I will briefly mention another example he gives, which is a military naval [simulation] in the 1980s. An outsider who is kind of a computer geek shows up at a weekend competition sponsored by the military. A serious one that has you selecting -- basically paying points -- to build your own naval armada, and you and I are going to go head-to-head in a computer simulation to see who wins.

You have people from the military. You have very serious military strategists -- people steeped in history -- at this competition. And I believe a computer professor [his name is Doug Lenat] shows up and out of nowhere beats everybody by using a completely unconventional strategy. In his case, rather than buy some aircraft carriers, and then some battleships, and some destroyers, and some smaller boats, and having a diverse mix of naval capabilities; Lenat and his algorithmic routine that he developed called Eurisko [I love this story] teaches him simply to spend all his points on PT boats.

Now, PT, as you may or may not remember, is short for patrol torpedo boat.

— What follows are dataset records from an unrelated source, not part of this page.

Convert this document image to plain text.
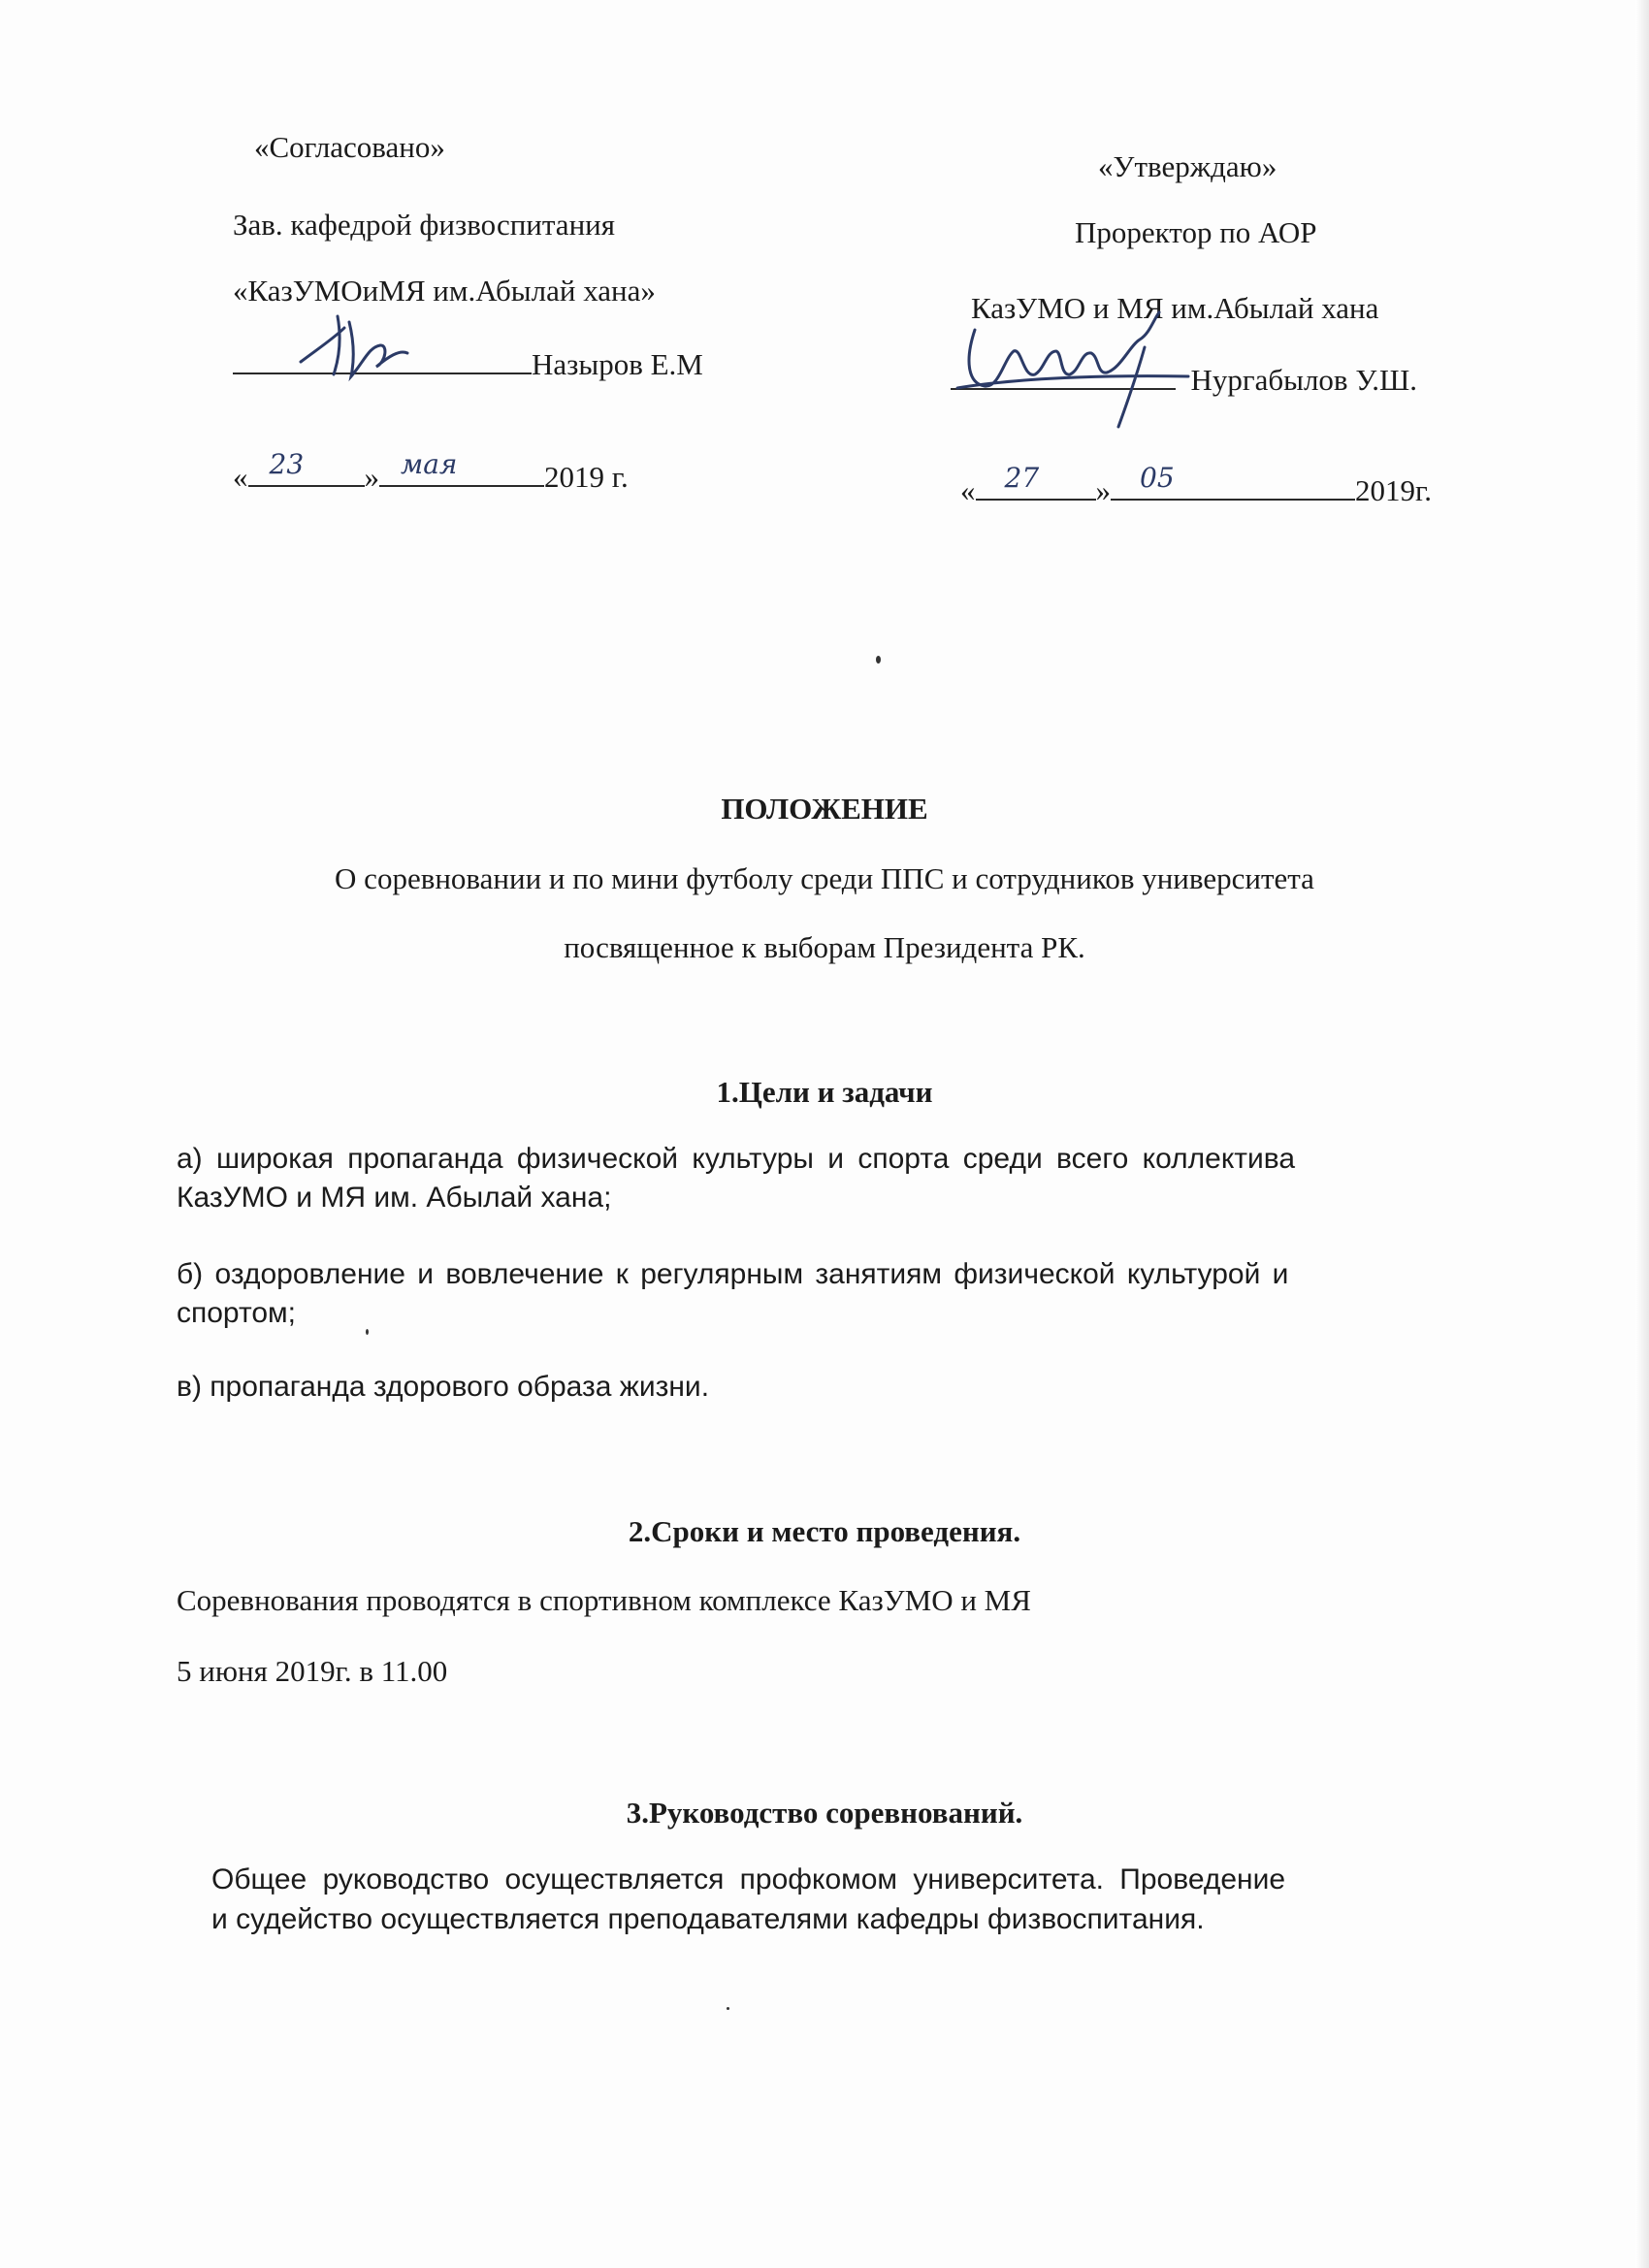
«Согласовано»
Зав. кафедрой физвоспитания
«КазУМОиМЯ им.Абылай хана»
Назыров Е.М
« 23 » мая	2019 г.
«Утверждаю»
Проректор по АОР
КазУМО и МЯ им.Абылай хана
Нургабылов У.Ш.
« 27 » 05	2019г.
ПОЛОЖЕНИЕ
О соревновании и по мини футболу среди ППС и сотрудников университета
посвященное к выборам Президента РК.
1.Цели и задачи
а) широкая пропаганда физической культуры и спорта среди всего коллектива
КазУМО и МЯ им. Абылай хана;
б) оздоровление и вовлечение к регулярным занятиям физической культурой и
спортом;
в) пропаганда здорового образа жизни.
2.Сроки и место проведения.
Соревнования проводятся в спортивном комплексе КазУМО и МЯ
5 июня 2019г. в 11.00
3.Руководство соревнований.
Общее руководство осуществляется профкомом университета. Проведение
и судейство осуществляется преподавателями кафедры физвоспитания.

PT boats. So Lenat just spends all of his points on PT boats, sits them there without moving, and as every other competitor faces him [again, some very serious people with serious resources behind them that weekend], his PT boats just go and shoot down what's coming at them. And when he loses a dozen or 50 of them, even if they go down, they're cheap losses. From a human dynamic, it's sad to think that you would lose anybody, but from a grander campaign view, these are losses you can abide, and as it turns out, that PT boat strategy won hands down.

In fact, in 1982, a year later, those who sponsored the competition changed the rules so that Eurisko couldn't come back and play the same game. They said, "You actually have to have fleet agility." There were some new rules put in there, and so Lenat reprogrammed Eurisko, which told him to still buy the same PT boats, but for this competition, in order to up his fleet agility, he had the PT boats, after they fired, sink themselves. And in the game rules he was playing by, that was enough to up his so-called fleet agility and, sure enough, he showed up with Eurisko and won again.

So, unconventional strategies adapted by outsiders often who don't know the conventions of the game; that turns out to be an advantage and David beats Goliath.